Und dies ist das außerordentlich Wichtige, das wir auch wiedererkennen bei allen diesen Initiationsvorgängen: daß die Betreffenden einen Kreislauf durchmachen, daß sie zurückkommen in die physische Welt.
Brunetto Latini fühlt sich, nachdem er das alles durchlebt hat, wieder in seinem Walde. Jetzt ist er von dem, was ihn physisch umgibt, wirklich umgeben. Gleich darauf steht die Frau wieder da, aber so, daß er jetzt den physischen: Wald um sich hat, und sie sagt ihm, er solle nun nach der rechten Seite reiten. Und da gibt sie ihm Anweisung, wie er kommt zur Philosophie, zu den vier menschlichen Tugenden, und zur Erkenntnis des Gottes der Liebe.
Merken Sie, was da Bedeutsames dahinterliegt! Der Mensch der Gegenwart wird ohne weiteres sagen: Philosophie, na, das kenne ich, ich habe die ganze Geschichte der Philosophie studiert, weiß was Philosophie ist, was sie lehrt. Vier Tugenden: Plato hat sie genannt Weisheit, Mut, Gleichgewicht oder Mäßigkeit, Gerechtigkeit. Nun, und der Gott der Liebe, wer kennt ihn nicht? - man braucht nur die vier Evangelien zu lesen! Kurz, der Mensch der Gegenwart kennt das alles. Das ist aber das Charakteristische mit Bezug auf die geistige Erkenntnis: man fängt an zu sehen, daß man das alles nicht kennt, daß man erst hindurchgehen muß durch das Begreifen der geistigen Welt und dann zurückkommen muß zu dem, was die physische Welt gibt, und dann erst die physische Welt begreifen kann.
Also Brunetto Latini würde, wenn er jetzt aufstehen würde, und es würde zu ihm ein sehr gelehrter Herr der Gegenwart kommen, nehmen wir an, ein ganz berühmter Professor der Philosophie, und er würde sagen: Ich kenne die ganze Philosophie -, da würde Brunetto Latini antworten: Ja, gewiß kennst du sie, aber in Wahrheit weißt du gar nichts von ihr. Du mußt zunächst kennenlernen das Aussehen der übersinnlichen Welten, mußt wissen, wie es in den übersinnlichen Welten beschaffen ist; dann kommst du zurück zur Philosophie, und dann ist sie für dich etwas ganz Neues, dann erst wirst du anfangen, eine Ahnung zu haben von dem, was du jetzt glaubst, ganz genau zu wissen.

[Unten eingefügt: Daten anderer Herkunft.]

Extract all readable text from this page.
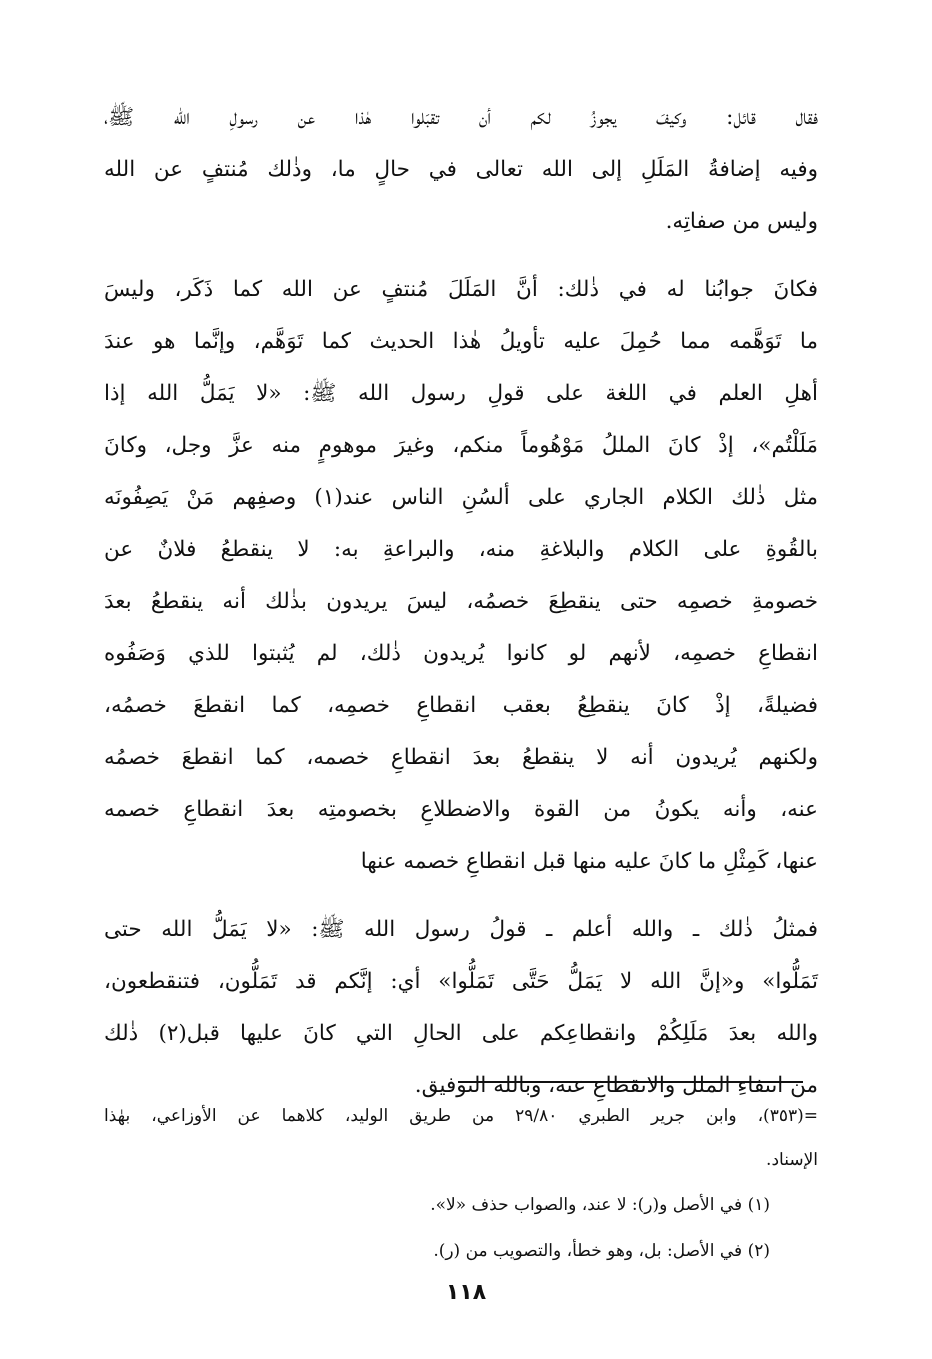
فقال قائل: وكيفَ يجوزُ لكم أن تقبَلوا هٰذا عن رسولِ الله ﷺ،
وفيه إضافةُ المَلَلِ إلى الله تعالى في حالٍ ما، وذٰلك مُنتفٍ عن الله
وليس من صفاتِه.
فكانَ جوابُنا له في ذٰلك: أنَّ المَلَلَ مُنتفٍ عن الله كما ذَكَر، وليسَ
ما تَوَهَّمه مما حُمِلَ عليه تأويلُ هٰذا الحديث كما تَوَهَّم، وإنَّما هو عندَ
أهلِ العلم في اللغة على قولِ رسول الله ﷺ: «لا يَمَلُّ الله إذا
مَلَلْتُم»، إذْ كانَ المللُ مَوْهُوماً منكم، وغيرَ موهومٍ منه عزَّ وجل، وكانَ
مثل ذٰلك الكلام الجاري على ألسُنِ الناس عند(١) وصفِهم مَنْ يَصِفُونَه
بالقُوةِ على الكلام والبلاغةِ منه، والبراعةِ به: لا ينقطعُ فلانٌ عن
خصومةِ خصمِه حتى ينقطِعَ خصمُه، ليسَ يريدون بذٰلك أنه ينقطعُ بعدَ
انقطاعِ خصمِه، لأنهم لو كانوا يُريدون ذٰلك، لم يُثبتوا للذي وَصَفُوه
فضيلةً، إذْ كانَ ينقطِعُ بعقب انقطاعِ خصمِه، كما انقطعَ خصمُه،
ولكنهم يُريدون أنه لا ينقطعُ بعدَ انقطاعِ خصمه، كما انقطعَ خصمُه
عنه، وأنه يكونُ من القوة والاضطلاعِ بخصومتِه بعدَ انقطاعِ خصمه
عنها، كَمِثْلِ ما كانَ عليه منها قبل انقطاعِ خصمه عنها
فمثلُ ذٰلك ـ والله أعلم ـ قولُ رسول الله ﷺ: «لا يَمَلُّ الله حتى
تَمَلُّوا» و«إنَّ الله لا يَمَلُّ حَتَّى تَمَلُّوا» أي: إنَّكم قد تَمَلُّون، فتنقطعون،
والله بعدَ مَلَلِكُمْ وانقطاعِكم على الحالِ التي كانَ عليها قبل(٢) ذٰلك
من انتفاءِ الملل والانقطاعِ عنه، وبالله التوفيق.
=(٣٥٣)، وابن جرير الطبري ٢٩/٨٠ من طريق الوليد، كلاهما عن الأوزاعي، بهٰذا
الإسناد.
(١) في الأصل و(ر): لا عند، والصواب حذف «لا».
(٢) في الأصل: بل، وهو خطأ، والتصويب من (ر).
١١٨
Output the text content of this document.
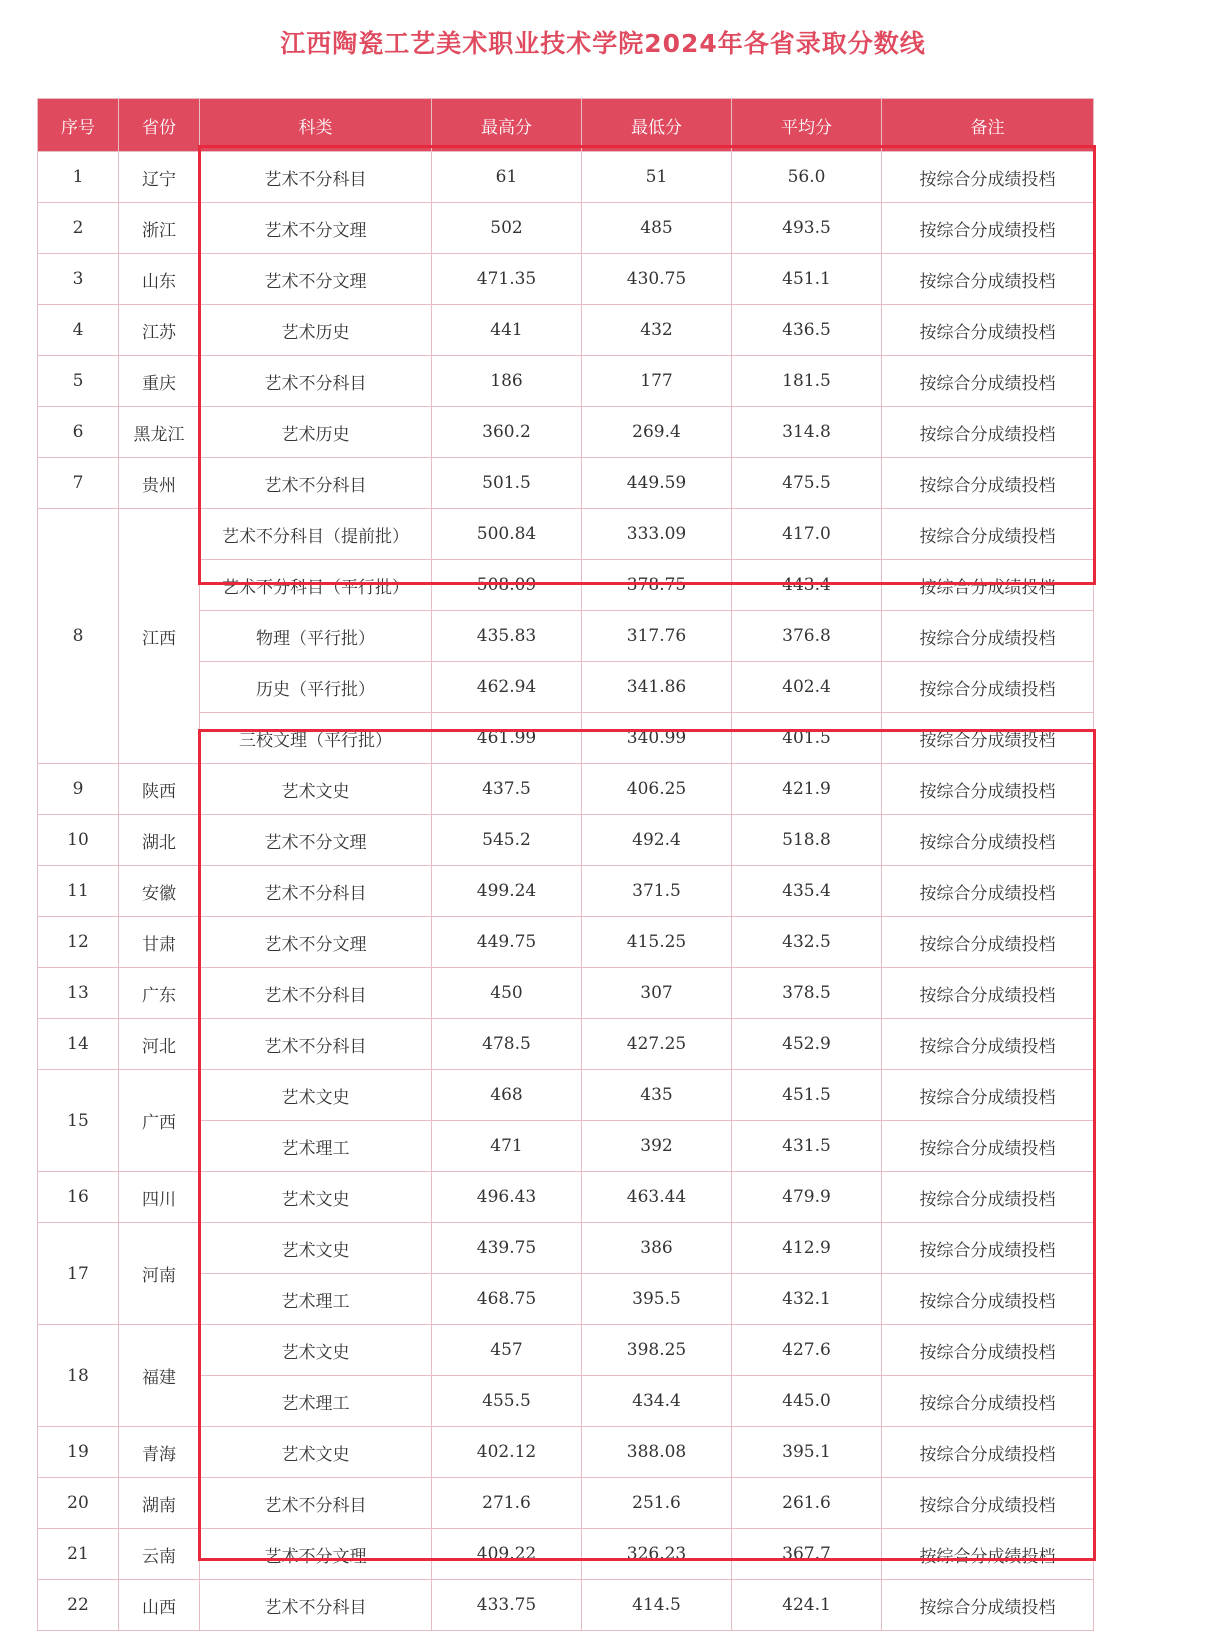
江西陶瓷工艺美术职业技术学院2024年各省录取分数线
序号	省份	科类	最高分	最低分	平均分	备注
1	辽宁	艺术不分科目	61	51	56.0	按综合分成绩投档
2	浙江	艺术不分文理	502	485	493.5	按综合分成绩投档
3	山东	艺术不分文理	471.35	430.75	451.1	按综合分成绩投档
4	江苏	艺术历史	441	432	436.5	按综合分成绩投档
5	重庆	艺术不分科目	186	177	181.5	按综合分成绩投档
6	黑龙江	艺术历史	360.2	269.4	314.8	按综合分成绩投档
7	贵州	艺术不分科目	501.5	449.59	475.5	按综合分成绩投档
8	江西	艺术不分科目（提前批）	500.84	333.09	417.0	按综合分成绩投档
		艺术不分科目（平行批）	508.09	378.75	443.4	按综合分成绩投档
		物理（平行批）	435.83	317.76	376.8	按综合分成绩投档
		历史（平行批）	462.94	341.86	402.4	按综合分成绩投档
		三校文理（平行批）	461.99	340.99	401.5	按综合分成绩投档
9	陕西	艺术文史	437.5	406.25	421.9	按综合分成绩投档
10	湖北	艺术不分文理	545.2	492.4	518.8	按综合分成绩投档
11	安徽	艺术不分科目	499.24	371.5	435.4	按综合分成绩投档
12	甘肃	艺术不分文理	449.75	415.25	432.5	按综合分成绩投档
13	广东	艺术不分科目	450	307	378.5	按综合分成绩投档
14	河北	艺术不分科目	478.5	427.25	452.9	按综合分成绩投档
15	广西	艺术文史	468	435	451.5	按综合分成绩投档
		艺术理工	471	392	431.5	按综合分成绩投档
16	四川	艺术文史	496.43	463.44	479.9	按综合分成绩投档
17	河南	艺术文史	439.75	386	412.9	按综合分成绩投档
		艺术理工	468.75	395.5	432.1	按综合分成绩投档
18	福建	艺术文史	457	398.25	427.6	按综合分成绩投档
		艺术理工	455.5	434.4	445.0	按综合分成绩投档
19	青海	艺术文史	402.12	388.08	395.1	按综合分成绩投档
20	湖南	艺术不分科目	271.6	251.6	261.6	按综合分成绩投档
21	云南	艺术不分文理	409.22	326.23	367.7	按综合分成绩投档
22	山西	艺术不分科目	433.75	414.5	424.1	按综合分成绩投档
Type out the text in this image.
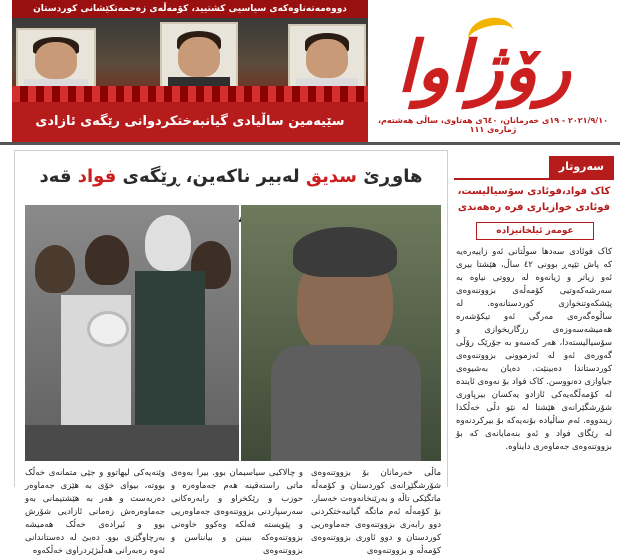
دووەمەتەناوەکەی سیاسیی کشتیید، کۆمەڵەی زەحمەتکێشانی کوردستان
سێیەمین ساڵیادی گیانبەختکردوانی رێگەی ئازادی
رۆژاوا
٢٠٢١/٩/١٠ - ١٩ی خەرمانان، ٦٤٠ی هەتاوی، ساڵی هەشتەم، ژمارەی ١١١
هاوڕێ سدیق لەبیر ناکەین، ڕێگەی فواد قەد
ماڵی خەرمانان بۆ بزووتنەوەی شۆرشگێڕانەی کوردستان و کۆمەڵە ماتگێکی تاڵە و بەرێنخانەوەت خەسار. بۆ کۆمەڵە ئەم ماتگە گیانبەختکردنی دوو رابەری بزووتنەوەی جەماوەریی کوردستان و دوو ئاوری بزووتنەوەی کۆمەڵە و بزووتنەوەی
و چالاکیی سیاسیمان بوو. بیرا بەوەی ماتی راستەقینە هەم جەماوەرە و حوزب و رێکخراو و رابەرەکانی سەرسپاردنی بزووتنەوەی جەماوەریی و پێویستە فەلکە وەکوو خاوەنی بزووتنەوەکە ببینن و بیانناسن و بزووتنەوەی
وێنەیەکی لیهاتوو و جێی متمانەی خەڵک بووتە، بیوای خۆی بە هێزی جەماوەر دەربەست و هەر بە هێشتیمانی بەو جەماوەرەش زەمانی ئازادیی شۆرش بوو و ئیرادەی خەڵک هەمیشە بەرچاوگێری بوو. دەبێ لە دەستاندانی ئەوە رەبەرانی هەڵبژێردراوی خەڵکەوە
سەروتار
کاک فواد،فوئادی سۆسیالیست، فوئادی خوازیاری فرە رەهەندی
عومەر ئیلخانیزادە
کاک فوئادی سەدها سوڵتانی ئەو زاییەرەیە کە پاش تێپەڕ بوونی ٤٢ ساڵ، هێشتا بیری ئەو زیاتر و ژیانەوە لە رووتی نیاوە بە سەرشەکەوتیی کۆمەڵەی بزووتنەوەی پێشکەوتنخوازی کوردستانەوە. لە ساڵوەگەرەی مەرگی ئەو تیکۆشەرە هەمیشەسەوزەی رزگاریخوازی و سۆسیالیستەدا، هەر کەسەو بە جۆرێک رۆڵی گەورەی ئەو لە ئەزموونی بزووتنەوەی کوردستاندا دەبینێت. دەیان بەشیوەی جیاوازی دەنووسن. کاک فواد بۆ نەوەی ئاینده لە کۆمەڵگەیەکی ئازادو یەکسان بیرپاوری شۆرشگێرانەی هێشتا لە نێو دڵی خەڵکدا زیندووە. ئەم ساڵیادە بۆنەیەکە بۆ بیرکردنەوە لە رێگای فواد و ئەو بنەمایانەی کە بۆ بزووتنەوەی جەماوەری دایناوە.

Man könnte dieselbe Sache auch noch anders beschreiben. Nicht wahr, wer würde es nicht absurd finden, wenn man sagen würde: ein ganz berühmter philosophischer Kopf schreibt ein philosophisches Buch, aber er versteht es nicht. Das muß er doch verstehen, nicht wahr? Wenn er ein philosophisches Buch schreibt, wie sollte er das nicht verstehen, was er selber geschrieben hat! Ja, aber es ist buchstäblich wahr, daß er das Buch geschrieben haben kann und doch nichts davon zu verstehen braucht, was er geschrieben hat. Es ist heute gar nicht schwierig, Bücher zu schreiben: sie schreiben sich von selber. Die Dinge, nicht wahr, die man nachsagen gelernt hat, die komponiert man zusammen, aber man braucht deshalb nicht einzudringen in den tieferen Sinn der Sache. Das ist das Gewaltige, das uns bei Brunetto Latini entgegentritt, daß er durch geistiges Erkennen dasjenige kennenlernen will, was die anderen durch äußeres Studium kennenlernen, und daß er erst, nachdem er hindurchgegangen ist durch die geistige Welt, dann wiederum antrifft das, was die anderen zu haben glauben von der physischen Welt her: die Erkenntnis der Philosophie, die Erkenntnis der vier Tugenden und die Erkenntnis des Gottes der Liebe.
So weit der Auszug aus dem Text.